Peran intelektual publik

Karena keragaman tingkat di atas, peran intelektual publik menjadi sangat beragam. Peran merupakan konsep relasional yang mengandaikan hubungan intelektual publik dengan objek atau aktor lain.

 

Berikut adalah beberapa di antaranya:

1.     Intelektual publik sebagai ahli. Sebagai seorang ahli, pendapat intelektual publik didengarkan, sarannya pun diperhatikan, dan mendapatkan posisi terhormat di dalam komunitas disiplin ilmu yang sangat menghargai kepakaran.

2.     Intelektual publik sebagai penjaga gerbang pengetahuan. Penjaga gerbang pengetahua diharuskan selalu berikhtiar menjadi yang terdepan dan rujukan pengetahuan. Untuk itu, intelektual publik juga tak lelah mengikuti perkembangan pengetahuan mutakhir. Menjaga tetap aktif dalam komunitas disiplin ilmu terkait dapat menjadi salah satu ikhtiarnya.

3.     Intelektual publik sebagai pemikir. Sebagai pemikir, intelektual publik akan terus gelisah atas kondisi yang tidak sesuai dengan yang dicita-citakan.
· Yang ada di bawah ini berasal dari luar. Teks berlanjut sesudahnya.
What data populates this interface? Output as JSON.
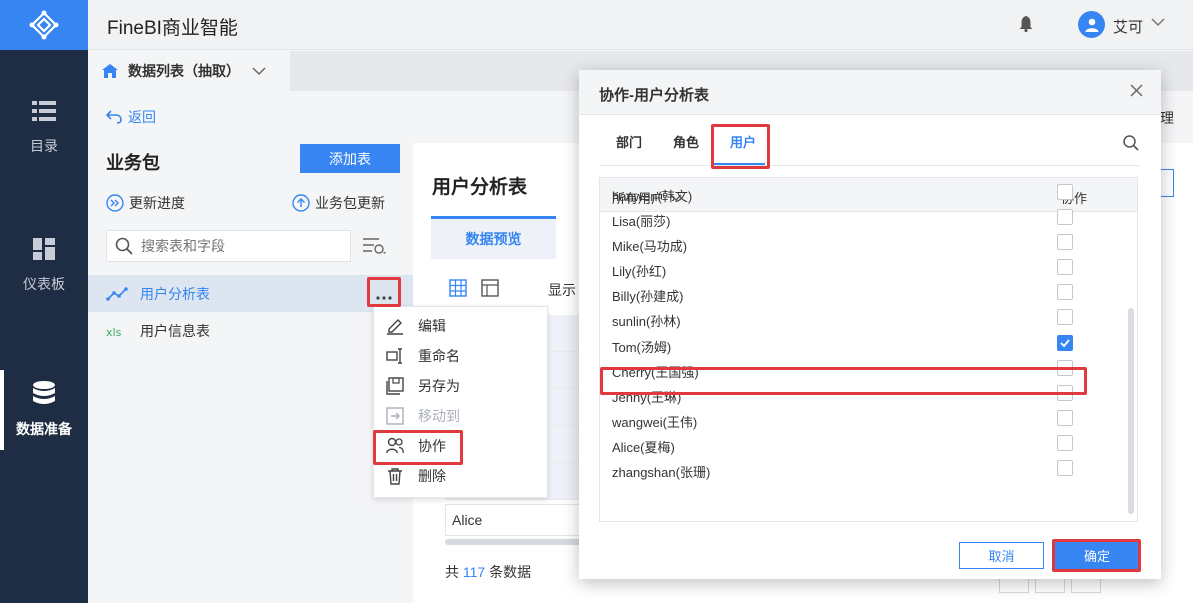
{
  "app": {
    "title": "FineBI商业智能",
    "user": {
      "name": "艾可"
    }
  },
  "sidebar": {
    "items": [
      {
        "label": "目录",
        "icon": "list-icon"
      },
      {
        "label": "仪表板",
        "icon": "dashboard-icon"
      },
      {
        "label": "数据准备",
        "icon": "database-icon",
        "active": true
      }
    ]
  },
  "tabs": {
    "active_label": "数据列表（抽取）"
  },
  "package_panel": {
    "back_label": "返回",
    "title": "业务包",
    "add_table_button": "添加表",
    "update_progress": "更新进度",
    "package_update": "业务包更新",
    "search_placeholder": "搜索表和字段",
    "tables": [
      {
        "label": "用户分析表",
        "icon": "line-chart-icon",
        "selected": true
      },
      {
        "label": "用户信息表",
        "icon": "xls-icon",
        "selected": false
      }
    ]
  },
  "context_menu": {
    "items": [
      {
        "label": "编辑",
        "icon": "edit-icon"
      },
      {
        "label": "重命名",
        "icon": "rename-icon"
      },
      {
        "label": "另存为",
        "icon": "save-as-icon"
      },
      {
        "label": "移动到",
        "icon": "move-icon",
        "disabled": true
      },
      {
        "label": "协作",
        "icon": "collaborate-icon"
      },
      {
        "label": "删除",
        "icon": "trash-icon"
      }
    ]
  },
  "content": {
    "title": "用户分析表",
    "tab_label": "数据预览",
    "show_label": "显示",
    "cell_value": "Alice",
    "total_prefix": "共",
    "total_count": "117",
    "total_suffix": "条数据"
  },
  "right_edge_fragment": "理",
  "dialog": {
    "title": "协作-用户分析表",
    "tabs": [
      "部门",
      "角色",
      "用户"
    ],
    "active_tab": "用户",
    "column_all_users": "所有用户",
    "column_collab": "协作",
    "users": [
      {
        "name": "hanwen(韩文)",
        "checked": false
      },
      {
        "name": "Lisa(丽莎)",
        "checked": false
      },
      {
        "name": "Mike(马功成)",
        "checked": false
      },
      {
        "name": "Lily(孙红)",
        "checked": false
      },
      {
        "name": "Billy(孙建成)",
        "checked": false
      },
      {
        "name": "sunlin(孙林)",
        "checked": false
      },
      {
        "name": "Tom(汤姆)",
        "checked": true
      },
      {
        "name": "Cherry(王国强)",
        "checked": false
      },
      {
        "name": "Jenny(王琳)",
        "checked": false
      },
      {
        "name": "wangwei(王伟)",
        "checked": false
      },
      {
        "name": "Alice(夏梅)",
        "checked": false
      },
      {
        "name": "zhangshan(张珊)",
        "checked": false
      }
    ],
    "cancel_label": "取消",
    "confirm_label": "确定"
  },
  "colors": {
    "accent": "#3685f2",
    "sidebar_bg": "#1f2d44",
    "highlight_red": "#e0393e"
  }
}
Karenanya, ia pun akan mencari penjelasan atas beragam masalah yang dihadapinya. Intelektual publik pun kerap terlibat dalam diskusi lintasdisiplin untuk memahami masalah secara lebih utuh.  Pemahaman atas masalah yang baik menjadi basis untuk menawarkan beragam solusi.

4.     Intelektual publik sebagai selebritas media. Keakraban dengan media menjadi salah satu penanda sebagai selebritas. Kemunculan pendapatnya pun ditunggu media karena penting untuk mengedukasi publik. Intelektual publik seharusnya melatih diri untuk semakin piawai menyederhanakan konsep rumit supaya bisa dipahami oleh publik. Selain itu, ia juga sensitif dengan masalah mutakhir yang terjadi.

5.     Intelektual publik sebagai pengungkap kebenaran. Pengungkapan kebenaran dilakukan melantangkan pesan secara utuh dan tidak parsial dengan bingkai kepentingan. Intelektual publik, karenanya harus menjaga integritasnya untuk tidak terbeli untuk kepentingan sesaat atau kelompok tertentu dan mengorbankan kebaikan publik.

 

Daftar peran di atas tentu tidak lengkap. Beragam peran lain terbuka untuk dimunculkan dan didefinisikan.

 

Sambutan pada acara serah terima surat keputusan jabatan akademik profesor, Prof. Drs. Agus Widarjono, M.A., Ph.D. di Universitas Islam Indonesia pada 21 Juli 2022.